3.  When I sign into the Web Portal and choose "Application", there is nothing there. If this happens, you are not logging into the newest Web Portal link.  Please check your link.  The correct link is www.idphnet.illinois.gov
4.  I'm signing into the Web Portal for the first time, what do I mark on the authentication page? You will put a dot in PRIVATE computer. Under DOMAIN, select DPH employee.  Then, enter your user name and password.
5.  How do I download a file from MoveIt? Click on the file name and the screen will show delete/download. Click on download and then click on save.  

A screen will pop up asking for a destination to save the file.  In the top line you will choose where you want to save this document (ex. MyDocument, specific drive, etc.).  

You will need to add a file extension to the name of the document before you download it.  In the save file line you will click once and  the line will turn blue.  Click again and the line turns white; you can now edit the line. 

  • If you want to open the document in Microsoft Word, at the end of the file name put .doc and then click save and then open. The document will then open in Microsoft Word.  
  • If you want the document to open in Adobe, you will need to put .pdf at the end to open the document in Adobe.  
  • If you want to document to open in Excel, you will need to put .xls at the end to open the document in Excel.

Once you print the document, you can then delete the file from your computer.

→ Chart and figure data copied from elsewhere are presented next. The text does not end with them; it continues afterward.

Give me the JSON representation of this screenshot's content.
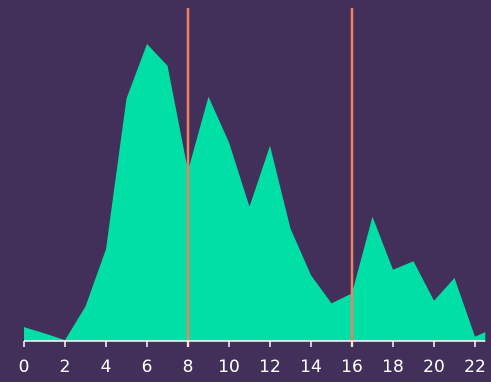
{
  "chart_data": {
    "type": "area",
    "x": [
      0,
      1,
      2,
      3,
      4,
      5,
      6,
      7,
      8,
      9,
      10,
      11,
      12,
      13,
      14,
      15,
      16,
      17,
      18,
      19,
      20,
      21,
      22,
      23
    ],
    "values": [
      4.6,
      2.5,
      0.3,
      11.4,
      30.3,
      80.0,
      98.0,
      90.8,
      56.2,
      80.6,
      65.5,
      44.3,
      64.4,
      37.1,
      21.7,
      12.4,
      15.7,
      41.0,
      23.5,
      26.3,
      13.3,
      20.8,
      1.4,
      4.5
    ],
    "xlim": [
      0,
      22.5
    ],
    "ylim": [
      0,
      100
    ],
    "x_ticks": [
      0,
      2,
      4,
      6,
      8,
      10,
      12,
      14,
      16,
      18,
      20,
      22
    ],
    "tick_labels": [
      "0",
      "2",
      "4",
      "6",
      "8",
      "10",
      "12",
      "14",
      "16",
      "18",
      "20",
      "22"
    ],
    "reference_lines_x": [
      8,
      16
    ],
    "grid": false,
    "colors": {
      "background": "#43305a",
      "area": "#00e0a6",
      "reference_line": "#f08060",
      "axis": "#ffffff",
      "text": "#ffffff"
    }
  }
}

MoveIt automatically deletes the file from their system.

6.  A staff member has left my hospital.  How do I notify ISCR of our staffing change? Please send an email to dph.iscrrep@illinois.gov.  

When a person leaves a facility, it is very important to notify ISCR immediately.  If this person has a WebPortal account they will continue to have access to confidential information unless ISCR is notified to disable and delete the account.